# Letterboxd Film Page Web Scraping

For my SQL project analyzing my film viewership and rating trends in the Letterboxd app, I needed descriptive data about each film I had rated.

Below, I use Beautiful Soup to scrape the Letterboxd webpage of each film on my ratings list for cast/crew information, universal ratings, genres, etc.
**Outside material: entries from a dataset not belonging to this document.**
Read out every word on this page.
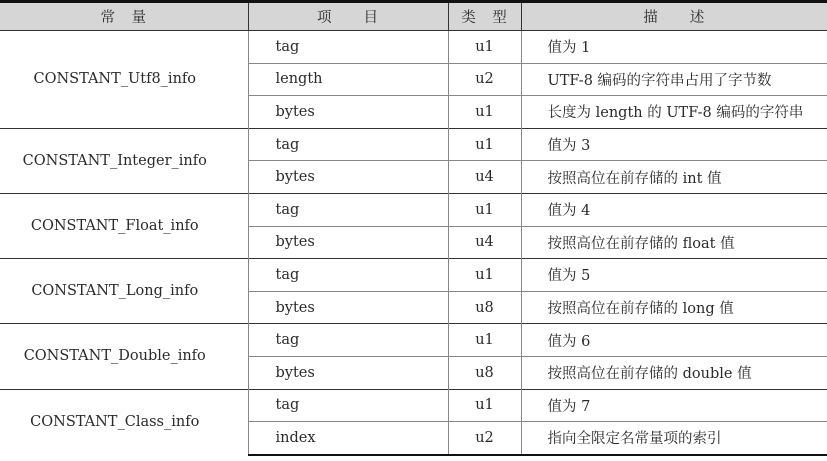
常　量	项　　目	类　型	描　　述
CONSTANT_Utf8_info	tag	u1	值为 1
	length	u2	UTF-8 编码的字符串占用了字节数
	bytes	u1	长度为 length 的 UTF-8 编码的字符串
CONSTANT_Integer_info	tag	u1	值为 3
	bytes	u4	按照高位在前存储的 int 值
CONSTANT_Float_info	tag	u1	值为 4
	bytes	u4	按照高位在前存储的 float 值
CONSTANT_Long_info	tag	u1	值为 5
	bytes	u8	按照高位在前存储的 long 值
CONSTANT_Double_info	tag	u1	值为 6
	bytes	u8	按照高位在前存储的 double 值
CONSTANT_Class_info	tag	u1	值为 7
	index	u2	指向全限定名常量项的索引
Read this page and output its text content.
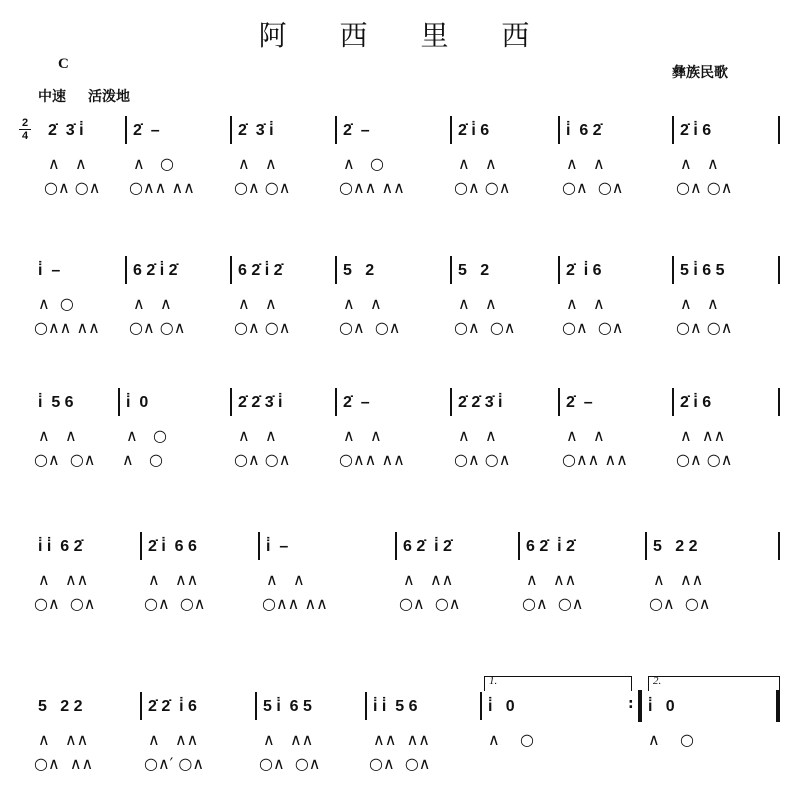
阿 西 里 西
C
中速 活泼地
彝族民歌
2
4 2̇  3̇ i̇
∧   ∧
○∧ ○∧
2̇  –
∧   ○
○∧∧ ∧∧
2̇  3̇ i̇
∧   ∧
○∧ ○∧
2̇  –
∧   ○
○∧∧ ∧∧
2̇ i̇ 6
∧   ∧
○∧ ○∧
i̇  6 2̇
∧   ∧
○∧  ○∧
2̇ i̇ 6
∧   ∧
○∧ ○∧
i̇  –
∧  ○
○∧∧ ∧∧
6 2̇ i̇ 2̇
∧   ∧
○∧ ○∧
6 2̇ i̇ 2̇
∧   ∧
○∧ ○∧
5   2
∧   ∧
○∧  ○∧
5   2
∧   ∧
○∧  ○∧
2̇  i̇ 6
∧   ∧
○∧  ○∧
5 i̇ 6 5
∧   ∧
○∧ ○∧
i̇  5 6
∧   ∧
○∧  ○∧
i̇  0
∧   ○
∧   ○
2̇ 2̇ 3̇ i̇
∧   ∧
○∧ ○∧
2̇  –
∧   ∧
○∧∧ ∧∧
2̇ 2̇ 3̇ i̇
∧   ∧
○∧ ○∧
2̇  –
∧   ∧
○∧∧ ∧∧
2̇ i̇ 6
∧  ∧∧
○∧ ○∧
i̇ i̇  6 2̇
∧   ∧∧
○∧  ○∧
2̇ i̇  6 6
∧   ∧∧
○∧  ○∧
i̇  –
∧   ∧
○∧∧ ∧∧
6 2̇  i̇ 2̇
∧   ∧∧
○∧  ○∧
6 2̇  i̇ 2̇
∧   ∧∧
○∧  ○∧
5   2 2
∧   ∧∧
○∧  ○∧
5   2 2
∧   ∧∧
○∧  ∧∧
2̇ 2̇  i̇ 6
∧   ∧∧
○∧′ ○∧
5 i̇  6 5
∧   ∧∧
○∧  ○∧
i̇ i̇  5 6
∧∧  ∧∧
○∧  ○∧
i̇   0
∧    ○
i̇   0
∧    ○
1.	2.
:
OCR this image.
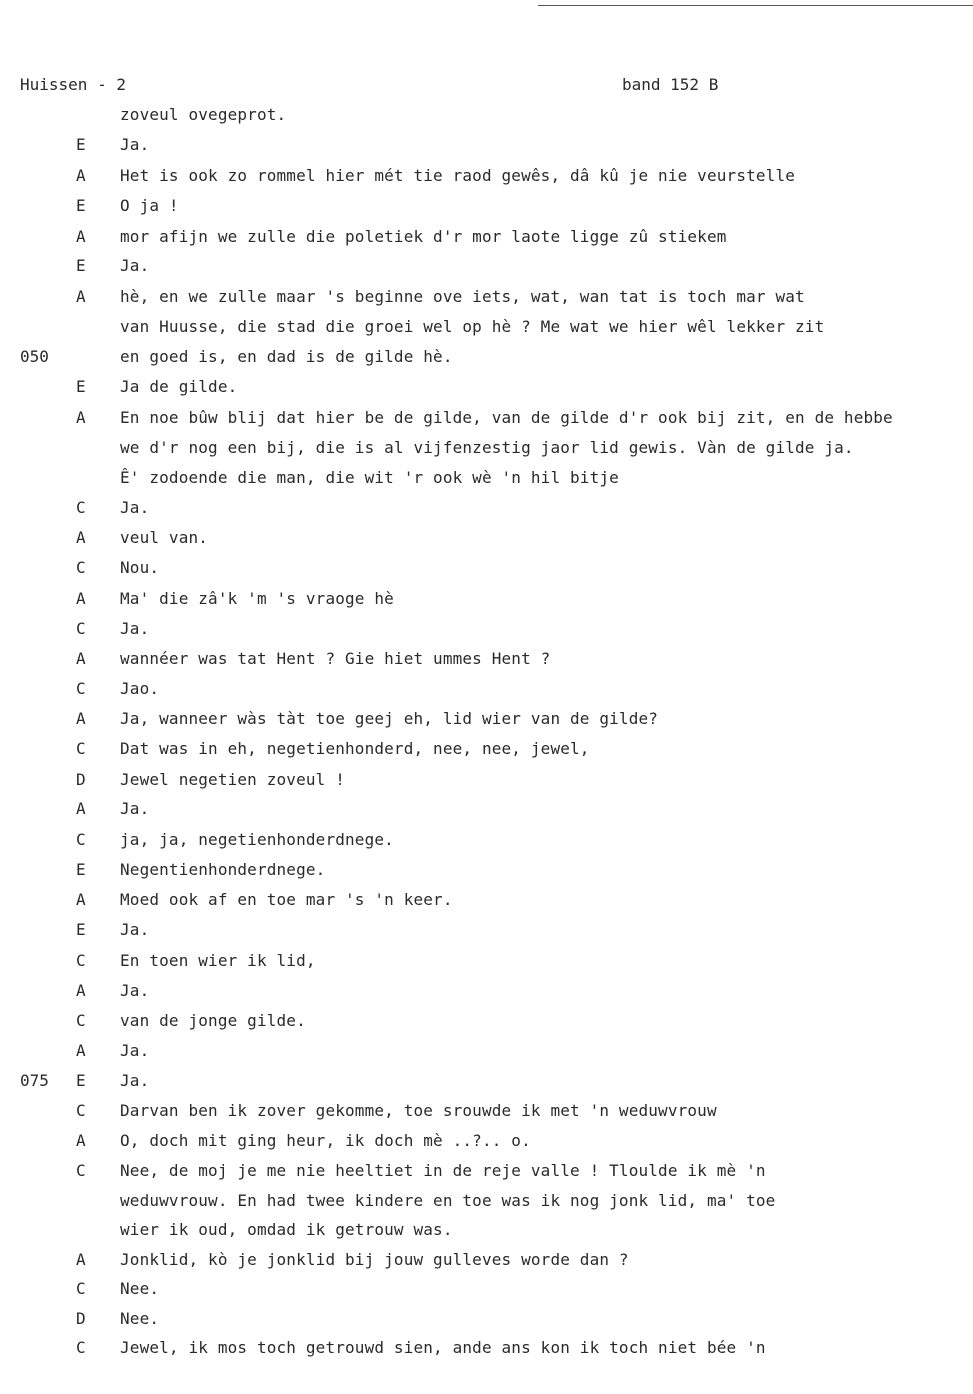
Huissen - 2	band 152 B
zoveul ovegeprot.
E Ja.
A Het is ook zo rommel hier mét tie raod gewês, dâ kû je nie veurstelle
E O ja !
A mor afijn we zulle die poletiek d'r mor laote ligge zû stiekem
E Ja.
A hè, en we zulle maar 's beginne ove iets, wat, wan tat is toch mar wat
van Huusse, die stad die groei wel op hè ? Me wat we hier wêl lekker zit
050	en goed is, en dad is de gilde hè.
E Ja de gilde.
A En noe bûw blij dat hier be de gilde, van de gilde d'r ook bij zit, en de hebbe
we d'r nog een bij, die is al vijfenzestig jaor lid gewis. Vàn de gilde ja.
Ê' zodoende die man, die wit 'r ook wè 'n hil bitje
C Ja.
A veul van.
C Nou.
A Ma' die zâ'k 'm 's vraoge hè
C Ja.
A wannéer was tat Hent ? Gie hiet ummes Hent ?
C Jao.
A Ja, wanneer wàs tàt toe geej eh, lid wier van de gilde?
C Dat was in eh, negetienhonderd, nee, nee, jewel,
D Jewel negetien zoveul !
A Ja.
C ja, ja, negetienhonderdnege.
E Negentienhonderdnege.
A Moed ook af en toe mar 's 'n keer.
E Ja.
C En toen wier ik lid,
A Ja.
C van de jonge gilde.
A Ja.
075 E Ja.
C Darvan ben ik zover gekomme, toe srouwde ik met 'n weduwvrouw
A O, doch mit ging heur, ik doch mè ..?.. o.
C Nee, de moj je me nie heeltiet in de reje valle ! Tloulde ik mè 'n
weduwvrouw. En had twee kindere en toe was ik nog jonk lid, ma' toe
wier ik oud, omdad ik getrouw was.
A Jonklid, kò je jonklid bij jouw gulleves worde dan ?
C Nee.
D Nee.
C Jewel, ik mos toch getrouwd sien, ande ans kon ik toch niet bée 'n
I compile this data into separate CSV files for [**analysis in SQL**](https://github.com/andrewdkim7/portfolio/blob/165ad768ab75cb870a159fec8d5a97b22f2ef01e/SQL/LetterboxdSQLAnalysis.ipynb).

In [1]:
import pandas as pd

# import my personal letterboxd ratings csv
myratings = pd.read_csv('myratings.csv')

In [2]:
import requests
from bs4 import BeautifulSoup
import re

# create lists to populate scraped data
directors = []
cast = []
studios = []
length = []
genres = []
rating = []
ratingcount = []

# iterate through each movie i've rated on letterboxd
for url in myratings['Letterboxd URI']:

  # request letterboxd movie page and create soup object
  r = requests.get(url)
  soup = BeautifulSoup(r.content, 'html.parser')

  # unique id from url
  url_id = url.split('/')[-1]

  # title
  title = soup.select('.js-widont')[0].text

  # directors
  directors.extend([(url_id, title, director.text) for director in soup.select('.directorlist span')])

  # cast
  ncast = [(url_id, title, actor.text) for actor in soup.select('#tab-cast a')]
  if (url_id, title,'Show All…') in ncast:
    ncast.remove((url_id, title,'Show All…'))
  cast.extend(ncast)

  # studios
  nstudiostag = soup.select_one('#tab-details .text-sluglist p')
  studios.extend([(url_id, title, studio.text) for studio in nstudiostag.select('a')])

  # length in minutes
  nlength = int(soup.select('.col-10 .text-footer')[0].text.split()[0])
  length.append((url_id, title, nlength))

  # genres
  ngenrestag = soup.select_one('#tab-genres .text-sluglist p')
  genres.extend([(url_id, title, genre.text) for genre in ngenrestag.select('a')])

  # rating out of 5 stars
  nrating = float(soup.find('meta', {'name': 'twitter:data2'})['content'][:4])
  rating.append((url_id, title, nrating))

  # number of ratings
  ratingcountre = re.search('"ratingCount":[0-9]+', str(soup.find('script', {'type': 'application/ld+json'})))
  ratingcount.append((url_id, title, int(ratingcountre[0].split(':')[-1])))

In [3]:
# create dataframes from lists
directorsdf = pd.DataFrame(directors, columns = ['url_id', 'title', 'director'])
castdf = pd.DataFrame(cast, columns = ['url_id', 'title', 'actor'])
studiosdf = pd.DataFrame(studios, columns = ['url_id', 'title', 'studio'])
lengthdf = pd.DataFrame(length, columns = ['url_id', 'title', 'length'])
genresdf = pd.DataFrame(genres, columns = ['url_id', 'title', 'genre'])
ratingdf = pd.DataFrame(rating, columns = ['url_id', 'title', 'rating'])
ratingcountdf = pd.DataFrame(ratingcount, columns = ['url_id', 'title', 'rating_count'])

In [4]:
# export as csv files for analysis in sql
directorsdf.to_csv('directors.csv')
castdf.to_csv('cast.csv')
studiosdf.to_csv('studios.csv')
lengthdf.to_csv('length.csv')
genresdf.to_csv('genres.csv')
ratingdf.to_csv('rating.csv')
ratingcountdf.to_csv('ratingcount.csv')